While you could customize a DataLoader and use Apex's optimizer with Transformers, building custom fused CUDA kernels is far from beginner-friendly. Megatron-LM handles that complexity for you.
How to Train with Megatron-LM
This tutorial uses the CodeParrot model and dataset as an example. Follow these steps:
Setup
The easiest way to set up the environment is to pull an NVIDIA PyTorch container from NGC. This container includes all required dependencies. If you prefer not to use the container, you'll need to install PyTorch, CUDA, NCCL, NVIDIA APEX, and the nltk library manually.

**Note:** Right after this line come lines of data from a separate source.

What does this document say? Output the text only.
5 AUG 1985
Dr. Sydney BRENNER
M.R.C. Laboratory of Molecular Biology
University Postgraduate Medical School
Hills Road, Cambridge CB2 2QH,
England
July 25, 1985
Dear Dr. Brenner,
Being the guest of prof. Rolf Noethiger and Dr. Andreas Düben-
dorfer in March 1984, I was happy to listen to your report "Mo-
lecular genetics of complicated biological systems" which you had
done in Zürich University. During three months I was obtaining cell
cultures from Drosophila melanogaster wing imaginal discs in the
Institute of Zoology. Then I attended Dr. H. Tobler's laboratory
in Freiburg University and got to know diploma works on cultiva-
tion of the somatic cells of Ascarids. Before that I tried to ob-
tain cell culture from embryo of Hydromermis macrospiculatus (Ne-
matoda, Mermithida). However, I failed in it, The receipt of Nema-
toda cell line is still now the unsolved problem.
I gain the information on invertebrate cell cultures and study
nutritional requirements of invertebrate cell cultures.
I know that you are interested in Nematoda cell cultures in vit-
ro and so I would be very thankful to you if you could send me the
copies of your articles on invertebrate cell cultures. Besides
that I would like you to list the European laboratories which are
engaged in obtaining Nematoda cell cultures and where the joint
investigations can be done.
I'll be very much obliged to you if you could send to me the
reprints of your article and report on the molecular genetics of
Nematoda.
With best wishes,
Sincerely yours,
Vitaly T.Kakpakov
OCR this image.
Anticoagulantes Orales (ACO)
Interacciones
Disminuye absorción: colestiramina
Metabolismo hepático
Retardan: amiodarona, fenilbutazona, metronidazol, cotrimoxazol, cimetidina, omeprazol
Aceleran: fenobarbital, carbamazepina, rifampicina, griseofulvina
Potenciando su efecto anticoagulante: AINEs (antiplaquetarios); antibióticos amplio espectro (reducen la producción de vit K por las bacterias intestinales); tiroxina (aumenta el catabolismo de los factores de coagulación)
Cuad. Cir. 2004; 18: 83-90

After installing Docker, run the container and clone the Megatron-LM repository:
docker run --gpus all -it --rm nvcr.io/nvidia/pytorch:xx.xx-py3
git clone https://github.com/NVIDIA/Megatron-LM
Next, add the tokenizer files (vocab.json and merges.txt) inside the Megatron-LM folder. These are available in the model's repository (for example, GPT2). To copy them from outside the container:
sudo docker cp vocab.json CONTAINER_ID:/workspace/Megatron-LM
sudo docker cp merges.txt CONTAINER_ID:/workspace/Megatron-LM
Data Preprocessing
The training data must be converted to a loose JSON format, with one JSON object containing a text sample per line. If you're using Hugging Face Datasets:
from datasets import load_dataset
train_data = load_dataset('codeparrot/codeparrot-clean-train', split='train')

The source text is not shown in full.